Religious hostility? After Masterpiece was decided, UCLA law professor Eugene Volokh expressed some disappointment that the Supreme Court’s decision left almost all the “big questions” unresolved, including whether bakers have a First Amendment right to refuse to bake cakes for same-sex weddings, even if state law bans sexual orientation discrimination by such businesses. Volokh also posed a question echoed by others, pondering: “Does all this talk about government officials’ statements showing religious bias foreshadow the result in the so-called (rightly or wrongly) ‘Trump Travel Ban’ case, where the challengers are arguing that various statements by candidate Trump or President Trump show that the restrictions on travel from certain countries were motivated by religious hostility?”
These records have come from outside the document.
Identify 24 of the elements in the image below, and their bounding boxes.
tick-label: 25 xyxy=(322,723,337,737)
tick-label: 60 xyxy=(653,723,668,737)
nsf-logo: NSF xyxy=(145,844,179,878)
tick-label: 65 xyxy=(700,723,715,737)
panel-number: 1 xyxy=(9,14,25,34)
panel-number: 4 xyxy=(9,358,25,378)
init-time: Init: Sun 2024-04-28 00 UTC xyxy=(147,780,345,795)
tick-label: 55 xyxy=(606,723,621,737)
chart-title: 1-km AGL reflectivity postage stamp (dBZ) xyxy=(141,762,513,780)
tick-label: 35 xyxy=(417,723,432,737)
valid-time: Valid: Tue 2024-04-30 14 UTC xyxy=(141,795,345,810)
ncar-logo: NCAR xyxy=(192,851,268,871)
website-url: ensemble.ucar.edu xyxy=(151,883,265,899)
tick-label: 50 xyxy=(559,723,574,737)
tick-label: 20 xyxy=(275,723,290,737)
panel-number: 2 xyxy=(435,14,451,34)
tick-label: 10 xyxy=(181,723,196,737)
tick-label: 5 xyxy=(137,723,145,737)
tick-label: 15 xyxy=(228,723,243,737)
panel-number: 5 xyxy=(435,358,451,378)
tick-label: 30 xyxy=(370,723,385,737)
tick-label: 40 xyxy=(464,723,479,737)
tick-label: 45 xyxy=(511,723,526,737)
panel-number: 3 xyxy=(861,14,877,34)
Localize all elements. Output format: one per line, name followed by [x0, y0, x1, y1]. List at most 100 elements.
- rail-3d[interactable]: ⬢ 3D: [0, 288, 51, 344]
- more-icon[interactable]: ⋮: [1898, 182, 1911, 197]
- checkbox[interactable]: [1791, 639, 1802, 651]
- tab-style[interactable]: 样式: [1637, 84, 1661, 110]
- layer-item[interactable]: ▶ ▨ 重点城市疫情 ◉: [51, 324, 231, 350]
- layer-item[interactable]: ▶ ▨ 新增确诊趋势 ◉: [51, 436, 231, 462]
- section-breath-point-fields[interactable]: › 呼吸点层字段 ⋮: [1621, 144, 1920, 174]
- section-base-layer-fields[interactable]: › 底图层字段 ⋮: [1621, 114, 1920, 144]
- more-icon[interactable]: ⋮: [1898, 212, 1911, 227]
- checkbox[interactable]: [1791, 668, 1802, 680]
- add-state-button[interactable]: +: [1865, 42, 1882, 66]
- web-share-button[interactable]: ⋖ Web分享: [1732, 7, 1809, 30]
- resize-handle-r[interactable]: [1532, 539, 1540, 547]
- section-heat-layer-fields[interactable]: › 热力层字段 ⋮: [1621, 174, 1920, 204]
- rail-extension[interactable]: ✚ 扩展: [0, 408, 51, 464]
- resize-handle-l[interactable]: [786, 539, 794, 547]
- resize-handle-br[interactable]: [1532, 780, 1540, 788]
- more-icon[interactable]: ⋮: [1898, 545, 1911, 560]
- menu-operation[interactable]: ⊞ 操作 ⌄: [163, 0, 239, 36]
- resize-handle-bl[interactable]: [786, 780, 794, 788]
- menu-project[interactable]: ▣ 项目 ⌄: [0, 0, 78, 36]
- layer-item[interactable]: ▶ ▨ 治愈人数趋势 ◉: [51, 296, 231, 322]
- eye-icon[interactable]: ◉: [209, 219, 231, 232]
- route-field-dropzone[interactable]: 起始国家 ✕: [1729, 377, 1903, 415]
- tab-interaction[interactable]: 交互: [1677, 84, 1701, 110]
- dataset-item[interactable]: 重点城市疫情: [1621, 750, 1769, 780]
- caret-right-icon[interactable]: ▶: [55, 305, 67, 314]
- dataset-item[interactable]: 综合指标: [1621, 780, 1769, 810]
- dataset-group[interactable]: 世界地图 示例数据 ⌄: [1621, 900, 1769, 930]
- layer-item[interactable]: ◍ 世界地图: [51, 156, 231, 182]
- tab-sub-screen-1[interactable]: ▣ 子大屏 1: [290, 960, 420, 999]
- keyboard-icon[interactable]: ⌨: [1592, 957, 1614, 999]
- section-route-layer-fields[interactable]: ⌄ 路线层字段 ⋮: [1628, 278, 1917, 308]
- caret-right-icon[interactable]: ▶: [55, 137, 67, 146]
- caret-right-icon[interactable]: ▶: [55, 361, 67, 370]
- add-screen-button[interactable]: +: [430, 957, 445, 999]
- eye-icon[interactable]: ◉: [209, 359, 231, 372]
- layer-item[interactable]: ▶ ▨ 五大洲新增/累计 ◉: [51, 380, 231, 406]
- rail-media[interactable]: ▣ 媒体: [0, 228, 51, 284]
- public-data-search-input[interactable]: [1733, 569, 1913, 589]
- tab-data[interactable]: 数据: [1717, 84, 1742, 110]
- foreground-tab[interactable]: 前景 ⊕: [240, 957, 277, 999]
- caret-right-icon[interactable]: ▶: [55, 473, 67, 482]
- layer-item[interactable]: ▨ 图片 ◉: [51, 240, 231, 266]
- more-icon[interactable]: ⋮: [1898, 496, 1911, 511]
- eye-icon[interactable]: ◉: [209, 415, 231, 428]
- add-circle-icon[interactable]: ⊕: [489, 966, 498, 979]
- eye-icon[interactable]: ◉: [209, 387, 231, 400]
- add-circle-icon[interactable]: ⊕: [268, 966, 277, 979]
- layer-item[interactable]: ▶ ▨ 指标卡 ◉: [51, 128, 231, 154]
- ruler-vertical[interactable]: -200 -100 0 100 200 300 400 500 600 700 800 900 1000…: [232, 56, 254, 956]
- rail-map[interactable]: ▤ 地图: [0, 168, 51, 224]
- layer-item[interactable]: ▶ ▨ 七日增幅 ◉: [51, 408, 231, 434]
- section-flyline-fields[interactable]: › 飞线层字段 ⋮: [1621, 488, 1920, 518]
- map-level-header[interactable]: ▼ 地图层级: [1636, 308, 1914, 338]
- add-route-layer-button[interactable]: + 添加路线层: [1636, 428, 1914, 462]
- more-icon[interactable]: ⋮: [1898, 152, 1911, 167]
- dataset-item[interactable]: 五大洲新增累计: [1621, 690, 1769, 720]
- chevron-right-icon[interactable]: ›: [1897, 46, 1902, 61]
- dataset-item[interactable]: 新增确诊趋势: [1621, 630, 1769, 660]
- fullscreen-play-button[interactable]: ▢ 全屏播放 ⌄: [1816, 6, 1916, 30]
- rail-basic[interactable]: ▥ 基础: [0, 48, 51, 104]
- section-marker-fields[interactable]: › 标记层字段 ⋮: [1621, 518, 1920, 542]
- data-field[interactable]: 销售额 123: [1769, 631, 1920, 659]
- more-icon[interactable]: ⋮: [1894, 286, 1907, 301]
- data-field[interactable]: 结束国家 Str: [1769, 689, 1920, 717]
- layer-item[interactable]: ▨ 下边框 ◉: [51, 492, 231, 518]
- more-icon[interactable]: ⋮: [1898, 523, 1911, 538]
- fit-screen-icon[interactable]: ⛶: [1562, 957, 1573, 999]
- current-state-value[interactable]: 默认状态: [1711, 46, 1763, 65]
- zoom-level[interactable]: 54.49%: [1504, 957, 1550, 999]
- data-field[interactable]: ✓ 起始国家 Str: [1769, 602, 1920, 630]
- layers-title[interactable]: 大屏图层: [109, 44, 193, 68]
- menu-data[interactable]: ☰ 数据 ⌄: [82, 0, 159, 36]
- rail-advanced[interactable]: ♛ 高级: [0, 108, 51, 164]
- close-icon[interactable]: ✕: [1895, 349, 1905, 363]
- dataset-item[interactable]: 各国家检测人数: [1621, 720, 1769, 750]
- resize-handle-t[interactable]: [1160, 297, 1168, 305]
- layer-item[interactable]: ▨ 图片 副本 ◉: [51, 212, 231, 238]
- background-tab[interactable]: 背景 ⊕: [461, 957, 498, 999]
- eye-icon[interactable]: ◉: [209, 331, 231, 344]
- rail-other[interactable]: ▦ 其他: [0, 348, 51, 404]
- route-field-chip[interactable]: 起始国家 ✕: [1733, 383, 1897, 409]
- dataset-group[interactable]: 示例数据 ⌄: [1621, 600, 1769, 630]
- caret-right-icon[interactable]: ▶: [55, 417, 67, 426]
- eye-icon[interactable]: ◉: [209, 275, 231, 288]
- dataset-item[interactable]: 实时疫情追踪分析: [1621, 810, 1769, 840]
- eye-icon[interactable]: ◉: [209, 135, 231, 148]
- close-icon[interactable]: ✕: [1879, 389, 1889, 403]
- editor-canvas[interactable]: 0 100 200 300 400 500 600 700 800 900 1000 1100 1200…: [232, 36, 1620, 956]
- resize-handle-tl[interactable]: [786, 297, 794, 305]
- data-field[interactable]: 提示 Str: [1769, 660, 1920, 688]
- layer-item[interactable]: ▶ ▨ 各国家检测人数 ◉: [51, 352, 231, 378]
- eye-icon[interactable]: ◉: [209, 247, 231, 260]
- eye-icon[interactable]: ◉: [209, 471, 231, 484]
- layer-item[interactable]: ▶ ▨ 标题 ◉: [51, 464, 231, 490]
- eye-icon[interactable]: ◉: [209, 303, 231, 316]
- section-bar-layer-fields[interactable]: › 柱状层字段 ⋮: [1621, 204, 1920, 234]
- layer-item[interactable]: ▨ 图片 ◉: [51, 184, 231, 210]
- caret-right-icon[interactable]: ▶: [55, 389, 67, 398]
However, on June 26, the High Court appeared less concerned about questions of “religious hostility” when it upheld the Trump administration’s third iteration of a travel ban in Trump v. Hawaii. In that case, one of the assertions by the challengers was that the primary basis for the ban was religious animus against Muslims. At the heart of the case was a series of statements made by President Trump and his advisersm both during the campaign and since the president took office. But the Court found that the issue was not whether to denounce Trump’s statements, but the significance of those statements in reviewing his presidential directive, “neutral on its face,” addressing a matter within the core of executive responsibility. In so doing, the Court said it must consider not just the statements of a particular president, but also the authority of the presidency itself.
So, as to those comments expressing impermissible religious hostility: We really don’t care, do we?
The Court’s order granting certiorari, vacating, and remanding is Dkt. No. 17-108, Arlene’s Flowers, Inc. v. Washington, June 25, 2018.